Mas avança e descortina outras realidades e temas, com propriedade, sobre os homens, as mulheres, as adolescentes e as crianças africanas trazidos para ser escravos em Sergipe no maior êxodo registrado na humanidade. Batizados com nomes portugueses, africanos e africanas, Congo, Benguela, Cabinda, Rebolo, Cassange, Moçambique, Mina, Jeje, Haussás, Camarão, Nagô, da Costa, Guiné, Borno, São Thomé, dentre outras culturas não registradas nos documentos oficiais, que foram “desaparecendo” na árvore do esquecimento da história sergipana e brasileira, são recuperados no livro de Joceneide Cunha, vívidos e atuantes na produção, nas profissões, nas festas, nas diversas redes humanas existentes na época.
Senti falta, e a autora não é obrigada a inserir nas próximas edições, de um capítulo descritivo sobre as nações e ou culturas trazidas para Sergipe. A árvore do esquecimento historiográfico também precisa ser questionada sobre uma renca de lugares, no sentido geográfico dos espaços estudados, com nomes africanos, as tradições que subsistem, e que deviam ser esmiuçadas, em notas de rodapé, para o trabalho ser mais rico.

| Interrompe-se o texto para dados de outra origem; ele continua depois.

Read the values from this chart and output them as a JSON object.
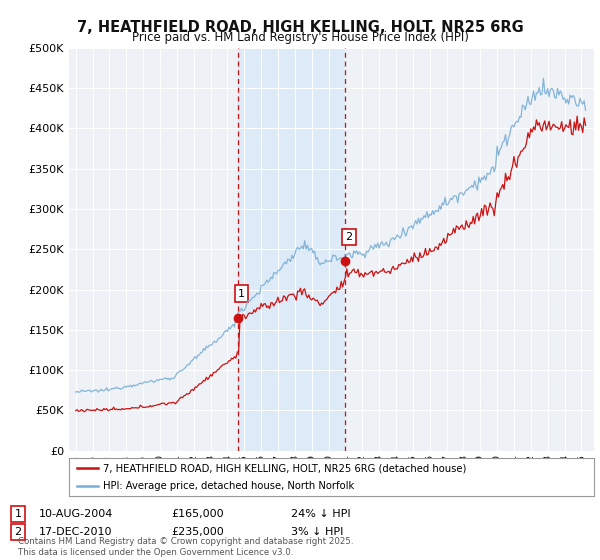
{
  "title": "7, HEATHFIELD ROAD, HIGH KELLING, HOLT, NR25 6RG",
  "subtitle": "Price paid vs. HM Land Registry's House Price Index (HPI)",
  "background_color": "#ffffff",
  "plot_bg_color": "#eef2f7",
  "grid_color": "#ffffff",
  "hpi_color": "#7aadd4",
  "price_color": "#cc1111",
  "vline_color": "#cc1111",
  "vshade_color": "#ddeaf7",
  "ylim": [
    0,
    500000
  ],
  "yticks": [
    0,
    50000,
    100000,
    150000,
    200000,
    250000,
    300000,
    350000,
    400000,
    450000,
    500000
  ],
  "sale1_date": 2004.6,
  "sale1_price": 165000,
  "sale2_date": 2010.96,
  "sale2_price": 235000,
  "legend_line1": "7, HEATHFIELD ROAD, HIGH KELLING, HOLT, NR25 6RG (detached house)",
  "legend_line2": "HPI: Average price, detached house, North Norfolk",
  "footnote": "Contains HM Land Registry data © Crown copyright and database right 2025.\nThis data is licensed under the Open Government Licence v3.0."
}
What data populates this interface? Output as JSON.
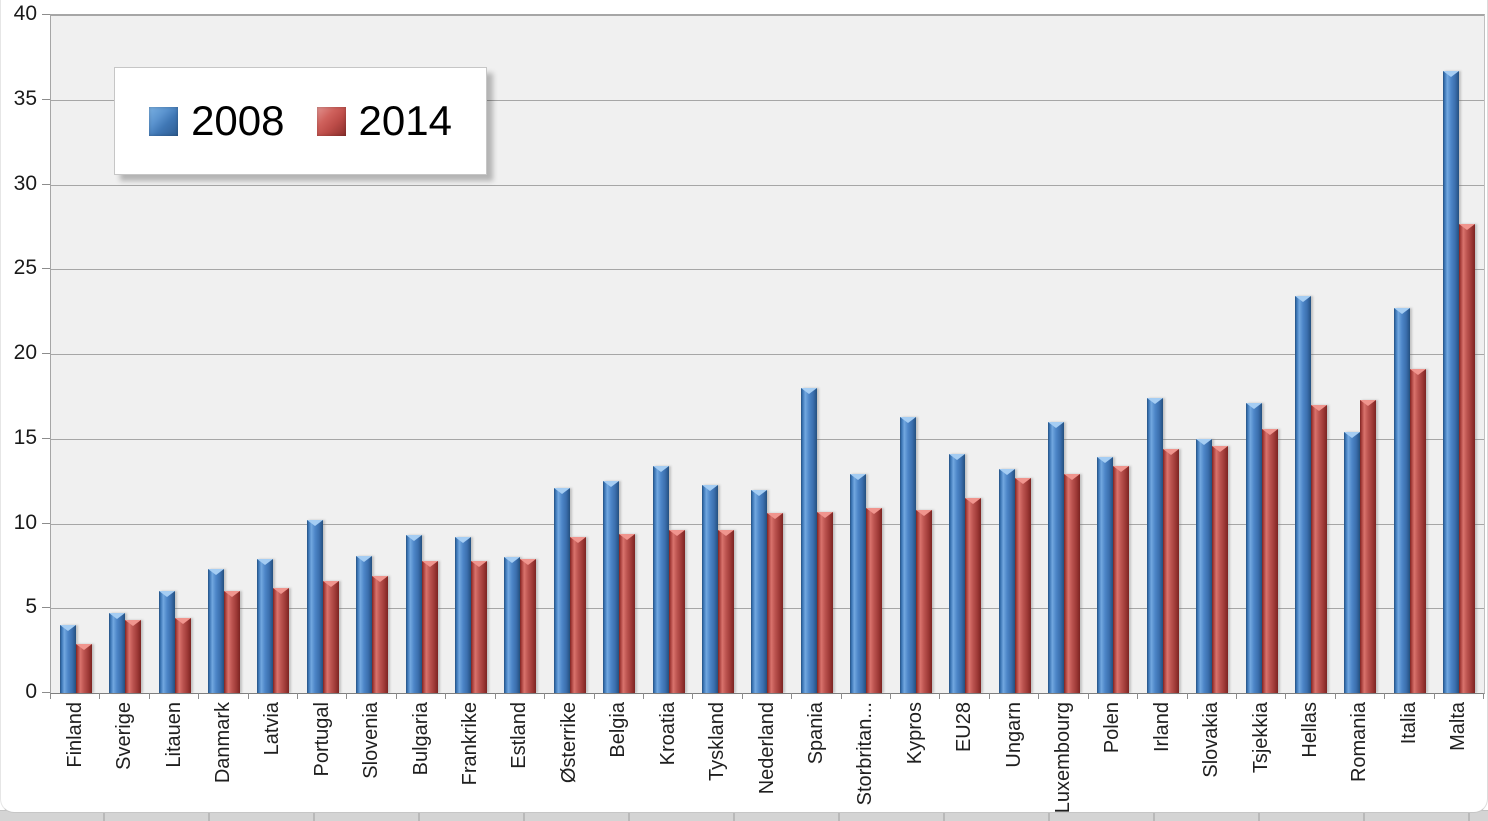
{
  "chart_data": {
    "type": "bar",
    "title": "",
    "xlabel": "",
    "ylabel": "",
    "ylim": [
      0,
      40
    ],
    "yticks": [
      0,
      5,
      10,
      15,
      20,
      25,
      30,
      35,
      40
    ],
    "grid": true,
    "legend_position": "top-left",
    "plot_background": "#F0F0F0",
    "gridline_color": "#A6A6A6",
    "categories": [
      "Finland",
      "Sverige",
      "Litauen",
      "Danmark",
      "Latvia",
      "Portugal",
      "Slovenia",
      "Bulgaria",
      "Frankrike",
      "Estland",
      "Østerrike",
      "Belgia",
      "Kroatia",
      "Tyskland",
      "Nederland",
      "Spania",
      "Storbritan...",
      "Kypros",
      "EU28",
      "Ungarn",
      "Luxembourg",
      "Polen",
      "Irland",
      "Slovakia",
      "Tsjekkia",
      "Hellas",
      "Romania",
      "Italia",
      "Malta"
    ],
    "series": [
      {
        "name": "2008",
        "color": "#4F81BD",
        "values": [
          4.0,
          4.7,
          6.0,
          7.3,
          7.9,
          10.2,
          8.1,
          9.3,
          9.2,
          8.0,
          12.1,
          12.5,
          13.4,
          12.3,
          12.0,
          18.0,
          12.9,
          16.3,
          14.1,
          13.2,
          16.0,
          13.9,
          17.4,
          15.0,
          17.1,
          23.4,
          15.4,
          22.7,
          36.7
        ]
      },
      {
        "name": "2014",
        "color": "#C0504D",
        "values": [
          2.9,
          4.3,
          4.4,
          6.0,
          6.2,
          6.6,
          6.9,
          7.8,
          7.8,
          7.9,
          9.2,
          9.4,
          9.6,
          9.6,
          10.6,
          10.7,
          10.9,
          10.8,
          11.5,
          12.7,
          12.9,
          13.4,
          14.4,
          14.6,
          15.6,
          17.0,
          17.3,
          19.1,
          27.7
        ]
      }
    ]
  },
  "legend": {
    "items": [
      {
        "label": "2008",
        "color": "#4F81BD"
      },
      {
        "label": "2014",
        "color": "#C0504D"
      }
    ]
  }
}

Afinal, não foram homens e mulheres passivos, sem espírito e sem vida, que foram trazidos para ser escravizados. Um capítulo sobre contestações, revoltas, formas de resistências e enfrentamentos, dos homens e mulheres africanos e cativos, em muito contribuirá para o desfazimento do discurso de Marcos Antônio de Souza, o bispo que registrou o paraíso na terra sergipana, entre escravizados e senhores, lá pelo ano de 1808. Afinal, sociabilidade(s), em sociedades escravocratas, se fazem com contestações. Quando falta nos escritos históricos, é necessário revisitar os arquivos. O livro está à venda no Museu da Gente Sergipana.

SANTOS, Joceneide Cunha. Negros(as) da Guiné e de Angola: nações africanas, vivências e sociabilidades em Sergipe (1720-1835). Salvador: Edufba, 2021.

[*] É professor da Universidade Federal de Sergipe.